"Recordação antiga, o avô na força da idade, ele exausto por meses de pesquisas inúteis em Bîr Moghreïn, sentados no mesmo canto do terraço, favorito de ambos.
- Havias de ver. Uns dois meses depois da revolução aparecem os ganhões e uns comunistas de Odemira. Um mar de gente a gritar “Fora! Fora! A terra a quem a trabalha! Morte ao capital!” Enfim, o folclore. Mas que metia medo, lá isso metia. Todos de punho erguido, “ O povo, unido, jamais será vencido! O povo, unido, jamais será vencido!”
Eu nunca tinha sabido o que era cobardia, mas vi o caso mal parado, e digo-te, com aquela malta à minha frente, pouco faltou pra que borrasse as calças.
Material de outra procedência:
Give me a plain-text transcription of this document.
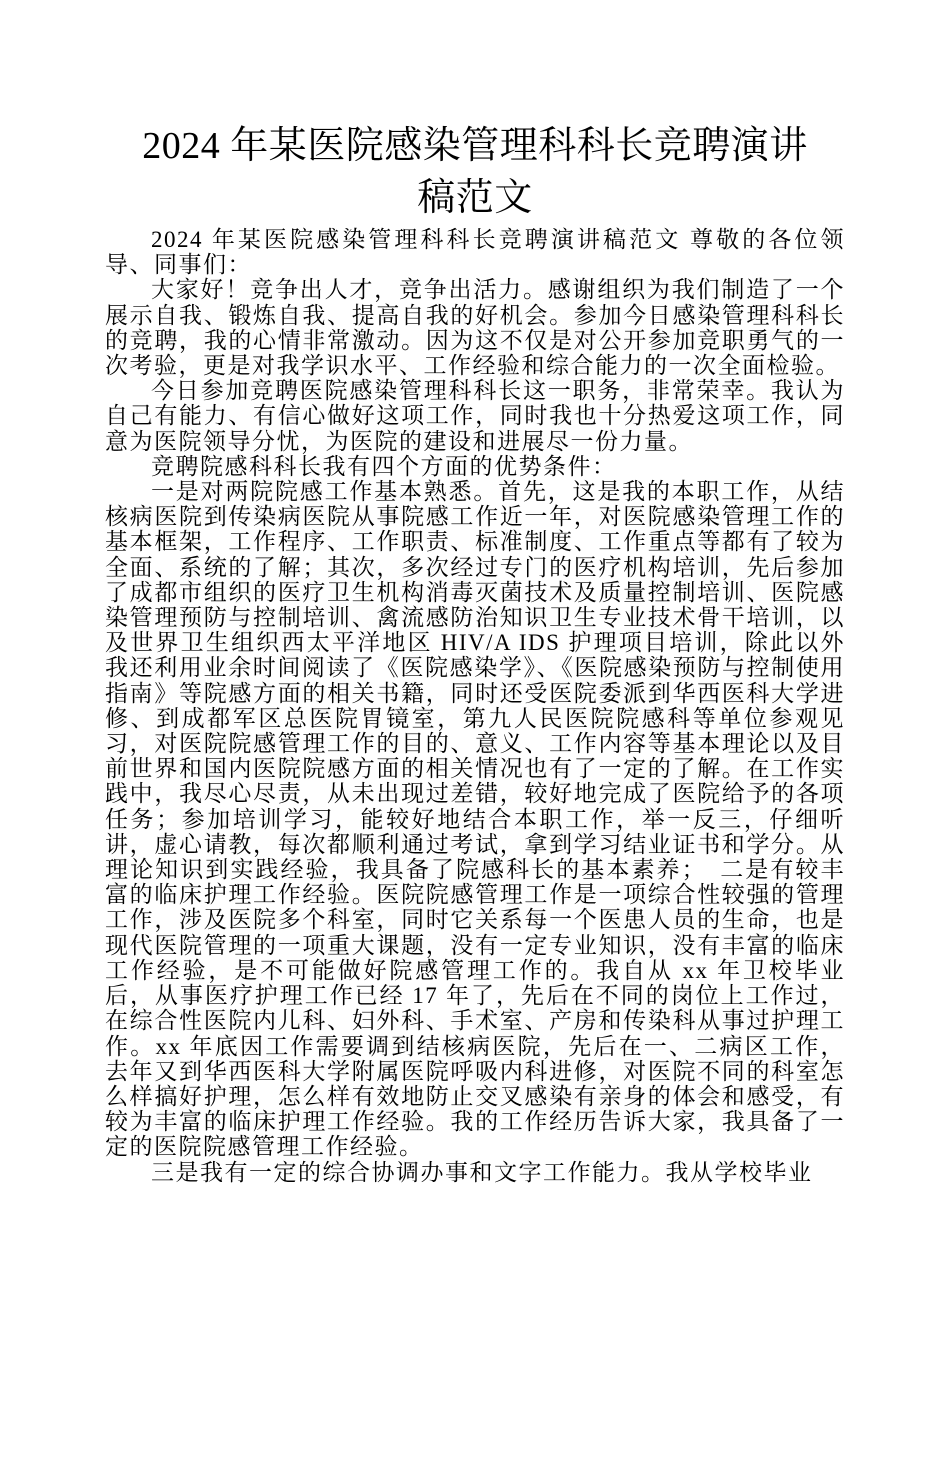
2024 年某医院感染管理科科长竞聘演讲稿范文

2024 年某医院感染管理科科长竞聘演讲稿范文 尊敬的各位领导、同事们：

大家好！竞争出人才，竞争出活力。感谢组织为我们制造了一个展示自我、锻炼自我、提高自我的好机会。参加今日感染管理科科长的竞聘，我的心情非常激动。因为这不仅是对公开参加竞职勇气的一次考验，更是对我学识水平、工作经验和综合能力的一次全面检验。

今日参加竞聘医院感染管理科科长这一职务，非常荣幸。我认为自己有能力、有信心做好这项工作，同时我也十分热爱这项工作，同意为医院领导分忧，为医院的建设和进展尽一份力量。

竞聘院感科科长我有四个方面的优势条件：

一是对两院院感工作基本熟悉。首先，这是我的本职工作，从结核病医院到传染病医院从事院感工作近一年，对医院感染管理工作的基本框架，工作程序、工作职责、标准制度、工作重点等都有了较为全面、系统的了解；其次，多次经过专门的医疗机构培训，先后参加了成都市组织的医疗卫生机构消毒灭菌技术及质量控制培训、医院感染管理预防与控制培训、禽流感防治知识卫生专业技术骨干培训，以及世界卫生组织西太平洋地区 HIV/A IDS 护理项目培训，除此以外我还利用业余时间阅读了《医院感染学》、《医院感染预防与控制使用指南》等院感方面的相关书籍，同时还受医院委派到华西医科大学进修、到成都军区总医院胃镜室，第九人民医院院感科等单位参观见习，对医院院感管理工作的目的、意义、工作内容等基本理论以及目前世界和国内医院院感方面的相关情况也有了一定的了解。在工作实践中，我尽心尽责，从未出现过差错，较好地完成了医院给予的各项任务；参加培训学习，能较好地结合本职工作，举一反三，仔细听讲，虚心请教，每次都顺利通过考试，拿到学习结业证书和学分。从理论知识到实践经验，我具备了院感科长的基本素养；　二是有较丰富的临床护理工作经验。医院院感管理工作是一项综合性较强的管理工作，涉及医院多个科室，同时它关系每一个医患人员的生命，也是现代医院管理的一项重大课题，没有一定专业知识，没有丰富的临床工作经验，是不可能做好院感管理工作的。我自从 xx 年卫校毕业后，从事医疗护理工作已经 17 年了，先后在不同的岗位上工作过，在综合性医院内儿科、妇外科、手术室、产房和传染科从事过护理工作。xx 年底因工作需要调到结核病医院，先后在一、二病区工作，去年又到华西医科大学附属医院呼吸内科进修，对医院不同的科室怎么样搞好护理，怎么样有效地防止交叉感染有亲身的体会和感受，有较为丰富的临床护理工作经验。我的工作经历告诉大家，我具备了一定的医院院感管理工作经验。

三是我有一定的综合协调办事和文字工作能力。我从学校毕业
Às tantas aparece o Samuel. A fumar. Na calma. De espingarda na mão, como quem vai à caça. De armas nunca entendi, depois é que ele me contou que aquilo era uma Kalashnikov que tinha apanhado na Guiné a um guerrilheiro.
Põe-se ao meu lado e diz-me que volte para casa. Respondo-lhe que não. Como o senhor conde quiser, mas por favor não se meta. Deixe comigo.
Vejo-o atirar o cigarro e parar ao pé dos gajos. Vocês, meus amigos, vão de marcha atrás. Um berreiro dos diabos. Entre homens e mulheres seriam uns quarenta ou cinquenta, elas mais assanhadas do que eles. Põem-se a andar, diz ele, isto aqui tem dono. Agora é o povo quem manda! reponta um grandão. Ai é? diz o Samuel. Aponta a arma para a copa das árvores e atira uma rajada. Havias de ver. Pareciam coelhos!
Mais tarde ainda apareceram com delegações, com comités, a dizer que viria a GNR, que os comandos de Beja iam ocupar isto como no Alentejo.
O Samuel deixava-os falar, mudava a metralhadora ou lá o que é dum braço para o outro, como quem está a perder a paciência, e eles nunca passaram das ameaças. Por fim as coisas foram acalmando, mas uns três anos quase que aguentou ele sozinho a lavoura. Ele e o Gaiolas, aquele maluquinho que era meu afilhado e depois morreu debaixo do comboio.
- E os ciganos.
- Também. Mas esses não se metiam em políticas e continuaram a fazer a vindima.
Os vultos caminham lentos, tiram-no do devaneio. As “Manas”, as gémeas que "pertencem" à casa desde pequeninas, sempre juntas, vestidas de igual com o vestido preto que se lhes tornou uniforme. Iguais também no modo carinhoso, na malícia dos olhos de azeviche, no andar curvado.
De idade devem ir nos oitenta ou mais, respondem elas a quem pergunta. Mas certeza nenhuma, porque nunca lhes deram “papéis.” Tinham perguntado ao senhor conde velho se sabia, e ele disse que não, mas não se importassem com os anos, haveriam de chegar aos cento e vinte. E desatara a rir, que más como eram Nosso Senhor nem no Inferno as queria, quanto mais no Céu.
Frágeis, diminutas, uma com o bloco, a outra com o envelope, terna e triste aquela servidão entranhada nelas, feita segunda natureza."